Dans cette loi portant sur la réforme des statuts de la banque de France, nous pouvons trouver en particulier cet article 25, très court, qui bloque toute possibilité d’avance au trésor :

« Le Trésor public ne peut être présentateur de ses propres effets à l’escompte de la banque de France. »

Petit rappel sur le fonctionnement de la création monétaire.

La monnaie représente une « reconnaissance de dette », en échange d’un bien ou d’un service. Celle-ci peut être fiduciaire (billets, pièces) ou scripturale, inscrite dans des registres, et peut être utilisée par celui qui la reçoit pour acquérir un autre bien ou un service. Cette « reconnaissance de dette » circule donc d’une main à une autre. L’Etat étant à l’origine garant de la monnaie. Afin de pouvoir développer l’activité économique d’un état, une banque nationale produisait ainsi des « reconnaissances de dette » (n’ayant encore aucune valeur intrinsèque) de la part de l’état, permettant à ce dernier de réaliser son développement, censé produire une plus-value pour la nation. Le remboursement à la banque nationale de la « reconnaissance de dette » étant possible grâce à cette plus-value.
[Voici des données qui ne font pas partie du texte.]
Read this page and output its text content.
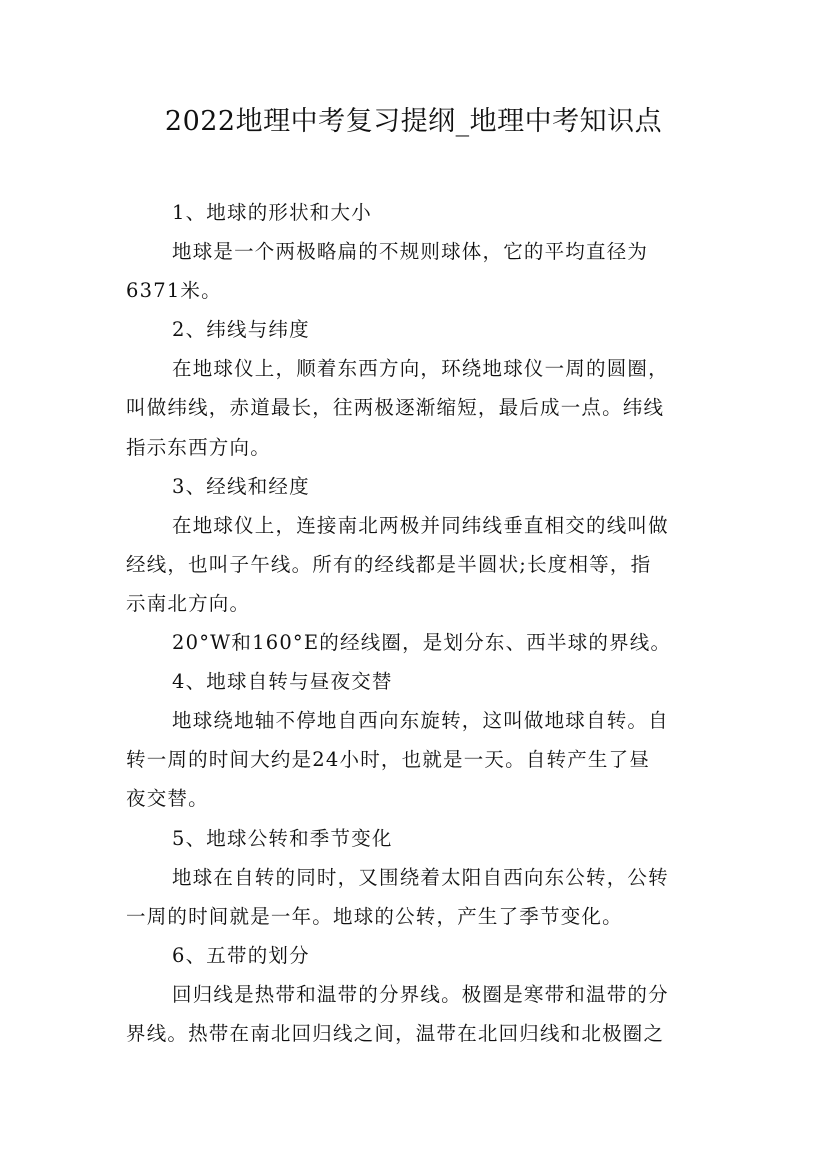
2022地理中考复习提纲_地理中考知识点
1、地球的形状和大小
地球是一个两极略扁的不规则球体，它的平均直径为
6371米。
2、纬线与纬度
在地球仪上，顺着东西方向，环绕地球仪一周的圆圈，
叫做纬线，赤道最长，往两极逐渐缩短，最后成一点。纬线
指示东西方向。
3、经线和经度
在地球仪上，连接南北两极并同纬线垂直相交的线叫做
经线，也叫子午线。所有的经线都是半圆状;长度相等，指
示南北方向。
20°W和160°E的经线圈，是划分东、西半球的界线。
4、地球自转与昼夜交替
地球绕地轴不停地自西向东旋转，这叫做地球自转。自
转一周的时间大约是24小时，也就是一天。自转产生了昼
夜交替。
5、地球公转和季节变化
地球在自转的同时，又围绕着太阳自西向东公转，公转
一周的时间就是一年。地球的公转，产生了季节变化。
6、五带的划分
回归线是热带和温带的分界线。极圈是寒带和温带的分
界线。热带在南北回归线之间，温带在北回归线和北极圈之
Sans intérêts bien sûr, car il ne s’agirait pas de payer le prêt d’argent fabriqué artificiellement.

Une banque privée réalise quasiment la même chose, à l’exception du fait qu’elle demande des intérêts en plus, et réalise des profits colossaux. Non seulement elle crée des reconnaissances de dette qui lui sont remboursées, mais en plus elle reçoit des intérêts sur la valeur du montant qu’elle a prêté et qu’elle ne possédait en réalité qu’à 10% de la valeur prêtée !

Ainsi, depuis 1973 l’Etat doit désormais s’endetter auprès des banques privées pour financer ses investissements, en devant ainsi payer des intérêts élevés ! Ce qui est en parti la cause du creusement du déficit de la dette publique depuis cette année-là.

Mais c’est aussi et surtout la cause de l’augmentation des prélèvements obligatoires ! Dit d’une autre manière, l’augmentation des impôts directs et indirects que le contribuable français subit fortement depuis 1975 sert en parti à financer les intérêts versés aux banques privées…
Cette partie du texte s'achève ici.